Since the images are provided by users, the database provides a way to avoid file names collisions. If you use a file system you need to save filenames carefully to avoid duplication.
The first logbook we developed several years ago (without WO) stored data including images in the filesystem. That turned out to be very inflexible. If you want to reorganize the folder layout, lots of links will break. This is simply a non-issue for database storage.
Databases are simply much more flexible. Filesystem storage is very rigid. You can store your files for the present application, but needs tend to change in time and database storage is much more flexible in supporting future needs that you might not be considering today.

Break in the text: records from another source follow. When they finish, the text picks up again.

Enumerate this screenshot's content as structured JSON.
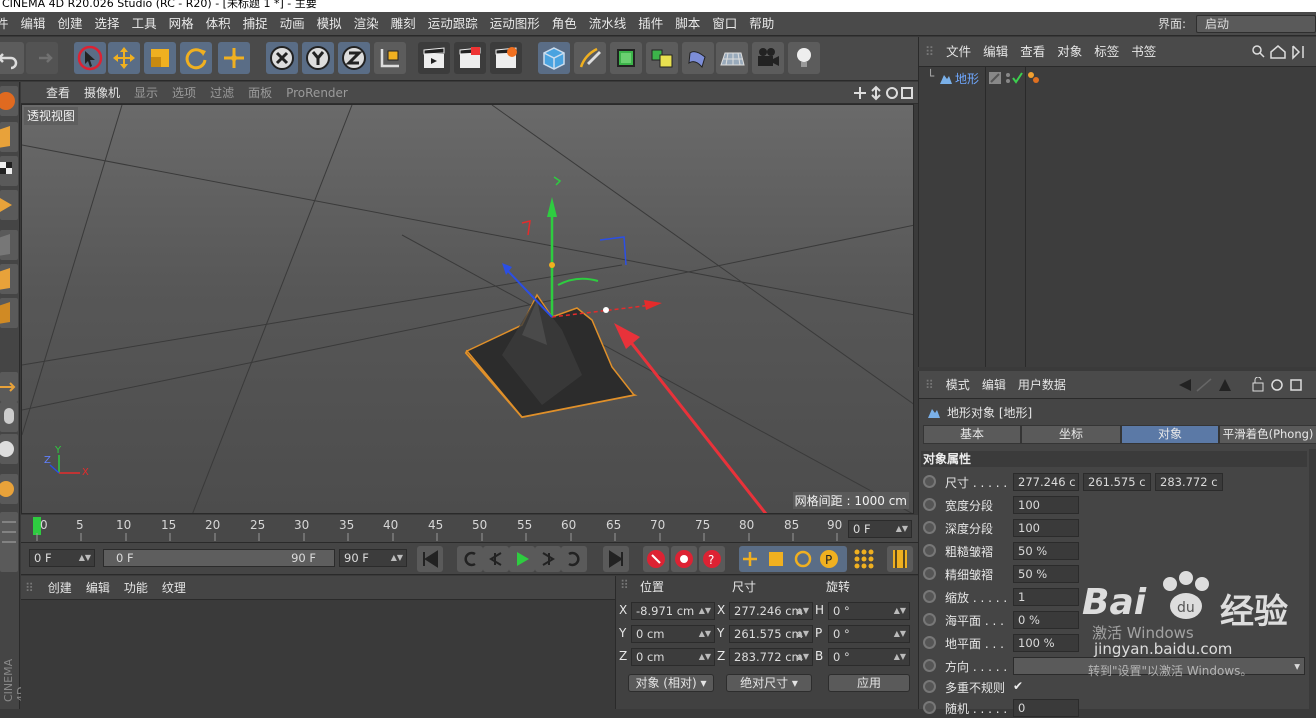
{
  "window": {
    "title": "CINEMA 4D R20.026 Studio (RC - R20) - [未标题 1 *] - 主要"
  },
  "menubar": {
    "items": [
      "件",
      "编辑",
      "创建",
      "选择",
      "工具",
      "网格",
      "体积",
      "捕捉",
      "动画",
      "模拟",
      "渲染",
      "雕刻",
      "运动跟踪",
      "运动图形",
      "角色",
      "流水线",
      "插件",
      "脚本",
      "窗口",
      "帮助"
    ],
    "layout_label": "界面:",
    "layout_value": "启动"
  },
  "viewport": {
    "menu": [
      "查看",
      "摄像机",
      "显示",
      "选项",
      "过滤",
      "面板",
      "ProRender"
    ],
    "label": "透视视图",
    "grid_spacing": "网格间距 : 1000 cm",
    "axis": {
      "x": "X",
      "y": "Y",
      "z": "Z"
    }
  },
  "timeline": {
    "ticks": [
      "0",
      "5",
      "10",
      "15",
      "20",
      "25",
      "30",
      "35",
      "40",
      "45",
      "50",
      "55",
      "60",
      "65",
      "70",
      "75",
      "80",
      "85",
      "90"
    ],
    "current_frame": "0 F"
  },
  "playbar": {
    "start": "0 F",
    "range_start": "0 F",
    "range_end": "90 F",
    "end": "90 F"
  },
  "material": {
    "menu": [
      "创建",
      "编辑",
      "功能",
      "纹理"
    ]
  },
  "coords": {
    "headers": [
      "位置",
      "尺寸",
      "旋转"
    ],
    "rows": [
      {
        "pl": "X",
        "pv": "-8.971 cm",
        "sl": "X",
        "sv": "277.246 cm",
        "rl": "H",
        "rv": "0 °"
      },
      {
        "pl": "Y",
        "pv": "0 cm",
        "sl": "Y",
        "sv": "261.575 cm",
        "rl": "P",
        "rv": "0 °"
      },
      {
        "pl": "Z",
        "pv": "0 cm",
        "sl": "Z",
        "sv": "283.772 cm",
        "rl": "B",
        "rv": "0 °"
      }
    ],
    "mode": "对象 (相对)",
    "size_mode": "绝对尺寸",
    "apply": "应用"
  },
  "objects": {
    "menu": [
      "文件",
      "编辑",
      "查看",
      "对象",
      "标签",
      "书签"
    ],
    "items": [
      {
        "name": "地形"
      }
    ]
  },
  "attributes": {
    "menu": [
      "模式",
      "编辑",
      "用户数据"
    ],
    "title": "地形对象 [地形]",
    "tabs": [
      "基本",
      "坐标",
      "对象",
      "平滑着色(Phong)"
    ],
    "section": "对象属性",
    "size_label": "尺寸 . . . . .",
    "size_values": [
      "277.246 c",
      "261.575 c",
      "283.772 c"
    ],
    "props": [
      {
        "label": "宽度分段",
        "value": "100"
      },
      {
        "label": "深度分段",
        "value": "100"
      },
      {
        "label": "粗糙皱褶",
        "value": "50 %"
      },
      {
        "label": "精细皱褶",
        "value": "50 %"
      },
      {
        "label": "缩放 . . . . .",
        "value": "1"
      },
      {
        "label": "海平面 . . .",
        "value": "0 %"
      },
      {
        "label": "地平面 . . .",
        "value": "100 %"
      },
      {
        "label": "方向 . . . . .",
        "value": ""
      },
      {
        "label": "多重不规则",
        "value": "✔"
      },
      {
        "label": "随机 . . . . .",
        "value": "0"
      }
    ]
  },
  "watermark": {
    "brand_a": "Bai",
    "brand_b": "经验",
    "url": "jingyan.baidu.com",
    "activate_1": "激活 Windows",
    "activate_2": "转到\"设置\"以激活 Windows。"
  },
  "colors": {
    "accent": "#5b79a6",
    "terrain_outline": "#e0902a",
    "arrow": "#e8323a"
  }
}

Whether you choose database storage or filesystem storage really depends on your application. For our application, the electronic logbook is becoming more integrated with other systems and the database has turned out to be critical in that integration.

ocs

I happily store images in the database, but... my clients use Oracle or FrontBase. The very now though I have the misfortune to work on an application which has to use the MS-SQL thing: seems it really does not support BLOBs well (actually, the database administrator just plain told me "do not use a BLOB in your tables, ever--we have the worst experience with them").

Myself, I've tried of course :) (with a test database) and found that indeed there seem to be issues, like that a BLOB is never found by a WHERE clause (even if a proper value is provably given). I haven't tested for long :)

Thus, although I am a strong believer in storing images in the database, I can understand others who are unlucky enough not to be FrontBase users might have different opinions :)

The reason I am writing: before deciding where to store your images, do check the concrete database to be used. If FrontBase or Oracle, you probably would want to store them in the database, if MS-SQL, you probably would want to store them in the filesystem :)

Jeff

I'm a little WORusty at the moment, so please excuse any gaffes in this. WO 5.3 has renewed my interest in WebObjects.

I've experimented quite a bit with using the images in a database, and have generally found that if you do it right, there's very little performance hit to doing it compared to the file system route - Databases in general have gotten much better about handling blob data and a lot of the reasons for not storing images there simply no long apply. Plus, storing the images in the database makes writing, maintaining, and backing up your application all much easier.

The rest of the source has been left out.